Вследствие тайного сговора между западными союзниками и Сталиным раненых власовских солдат, которых американский капитан Маллин эвакуировал из Мариенбада, а также всех других, которых можно было разыскать в западных зонах, выдали советским властям.

Целые казачьи станицы, которые оставались с 1918 года непримиримыми противниками коммунистаческого режима и поэтому были готовы бороться против него на немецкой стороне, если и не против собственной страны, то хотя бы в Югославии, теперь союзники возвращали насильно в Россию – вместе с жёнами, детьми и священниками, вместе со случайно схваченными белоэмигрантами, которые с 1918 года жили за границей. Многие покончили жизнь самоубийством, бросаясь из поезда или перерезая себе вены оконным стеклом, так как они знали, что по прибытии их уничтожат или сошлют в лагерь смерти.

Было отрезвляюще видеть, как даже англо-саксонское уважение к жизни и достоинству каждого в отдельности отбрасывалось в сторону, если речь шла о национальных интересах. Отчаяние и массовые самоубийства умышленно не замечались. Генерал Паннвиц, командир казаков, решил добровольно разделить судьбу своих людей и поехал с ними в Россию, где его повесили. Правящий князь фон Лихтенштейн был единственным среди самостоятельных глав правительств Запада, кто отказался вступить в этот бесчеловечный сговор, хотя сам лично он был подвержен русскому противодействию в своих владениях в советской зоне и в Вене. Ни один русский не был выдан из его страны.

Многие сотни из них уехали в Южную Америку, небольшое число пожелало возвратиться на родину, и о них никто больше не услышал ни единого слова.

Бывший опекун Павла князь Альфонс Клэри и его жена, урожденная графиня Эльц из Эльтвилле в Рейнгау, после их изгнания из Теплица на северо-востоке Чехословакии, спустя несколько недель после того, как мы пересекли границу, добрались до Запада и были приняты их двоюродным братом князем Левенштейном в Броннбахе на Таубере.

Вскоре они навестили и нас в Йоганнисберге. Я знала, что они покинули свою родину пешком и попыталась найти для них одежду, но когда увидела Альфи, стройного и в высшей степени элегантного, как всегда, в безукоризненно сидящем английском костюме, в отполированных до блеска ботинках от Lobb, я не могла осмелиться предложить ему поношенные вещи, если даже и костюм, который он носил, был его единственным.

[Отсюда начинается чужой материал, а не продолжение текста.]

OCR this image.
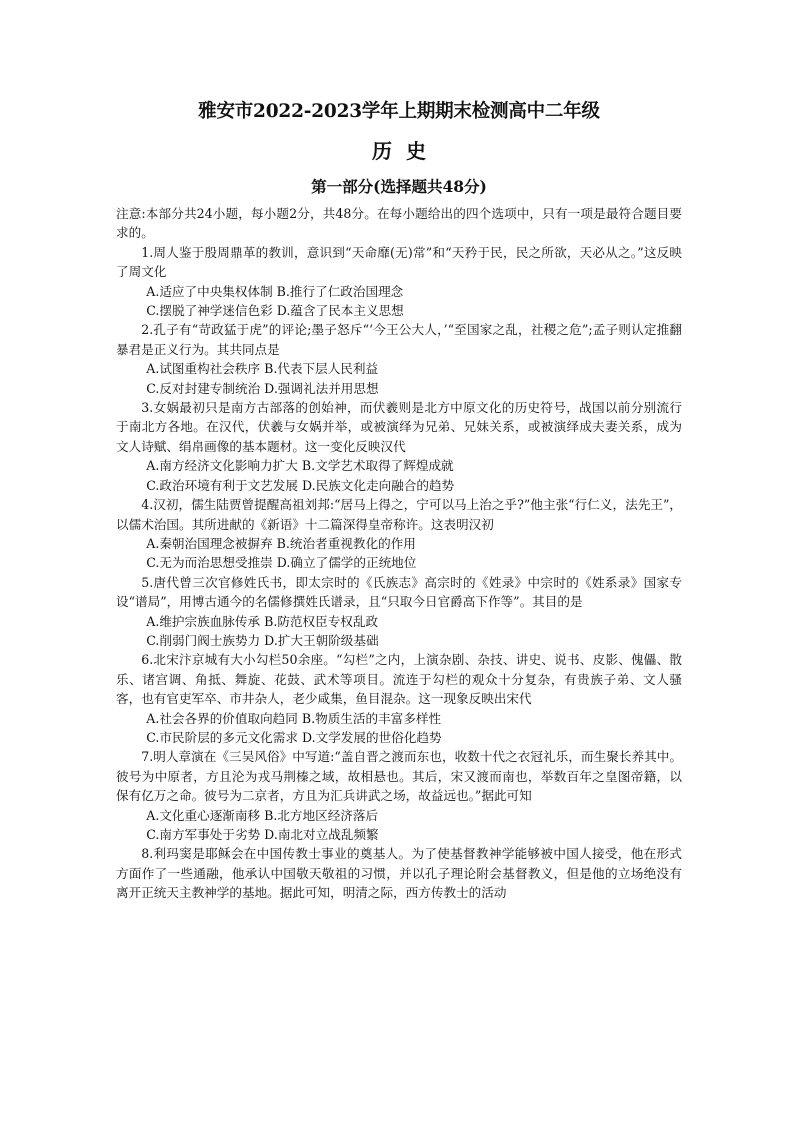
雅安市2022-2023学年上期期末检测高中二年级
历史
第一部分(选择题共48分)

注意:本部分共24小题，每小题2分，共48分。在每小题给出的四个选项中，只有一项是最符合题目要求的。

1.周人鉴于殷周鼎革的教训，意识到“天命靡(无)常”和“天矜于民，民之所欲，天必从之。”这反映了周文化

A.适应了中央集权体制 B.推行了仁政治国理念

C.摆脱了神学迷信色彩 D.蕴含了民本主义思想

2.孔子有“苛政猛于虎”的评论;墨子怒斥“‘今王公大人，’“至国家之乱，社稷之危”;孟子则认定推翻暴君是正义行为。其共同点是

A.试图重构社会秩序 B.代表下层人民利益

C.反对封建专制统治 D.强调礼法并用思想

3.女娲最初只是南方古部落的创始神，而伏羲则是北方中原文化的历史符号，战国以前分别流行于南北方各地。在汉代，伏羲与女娲并举，或被演绎为兄弟、兄妹关系，或被演绎成夫妻关系，成为文人诗赋、绢帛画像的基本题材。这一变化反映汉代

A.南方经济文化影响力扩大 B.文学艺术取得了辉煌成就

C.政治环境有利于文艺发展 D.民族文化走向融合的趋势

4.汉初，儒生陆贾曾提醒高祖刘邦:“居马上得之，宁可以马上治之乎?”他主张“行仁义，法先王”，以儒术治国。其所进献的《新语》十二篇深得皇帝称许。这表明汉初

A.秦朝治国理念被摒弃 B.统治者重视教化的作用

C.无为而治思想受推崇 D.确立了儒学的正统地位

5.唐代曾三次官修姓氏书，即太宗时的《氏族志》高宗时的《姓录》中宗时的《姓系录》国家专设“谱局”，用博古通今的名儒修撰姓氏谱录，且“只取今日官爵高下作等”。其目的是

A.维护宗族血脉传承 B.防范权臣专权乱政

C.削弱门阀士族势力 D.扩大王朝阶级基础

6.北宋汴京城有大小勾栏50余座。“勾栏”之内，上演杂剧、杂技、讲史、说书、皮影、傀儡、散乐、诸宫调、角抵、舞旋、花鼓、武术等项目。流连于勾栏的观众十分复杂，有贵族子弟、文人骚客，也有官吏军卒、市井杂人，老少咸集，鱼目混杂。这一现象反映出宋代

A.社会各界的价值取向趋同 B.物质生活的丰富多样性

C.市民阶层的多元文化需求 D.文学发展的世俗化趋势

7.明人章演在《三吴风俗》中写道:“盖自晋之渡而东也，收数十代之衣冠礼乐，而生聚长养其中。彼号为中原者，方且沦为戎马荆榛之域，故相悬也。其后，宋又渡而南也，举数百年之皇图帝籍，以保有亿万之命。彼号为二京者，方且为汇兵讲武之场，故益远也。”据此可知

A.文化重心逐渐南移 B.北方地区经济落后

C.南方军事处于劣势 D.南北对立战乱频繁

8.利玛窦是耶稣会在中国传教士事业的奠基人。为了使基督教神学能够被中国人接受，他在形式方面作了一些通融，他承认中国敬天敬祖的习惯，并以孔子理论附会基督教义，但是他的立场绝没有离开正统天主教神学的基地。据此可知，明清之际，西方传教士的活动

Обрадованные бесконечно, что увидели их, мы были также жадно заинтересованы новостями из Богемии, так как узнали, что многие соседи не успели бежать и что один разбушевавшийся советский солдат на скорую руку застрелил графа Прейзинга. Графиня и их маленький сын смогли спастись, выпрыгнув из окна и убежав в сад.

Что касается самих Клэри, то, когда русские уводили их, они смогли сунуть в руку одному незнакомому, стоявшему рядом французскому военнопленному маленькую сумочку из свиной кожи, содержащую семейные драгоценности и поспешно нацарапанный адрес. Они не успели даже спросить имени француза – их сразу же толкнули дальше.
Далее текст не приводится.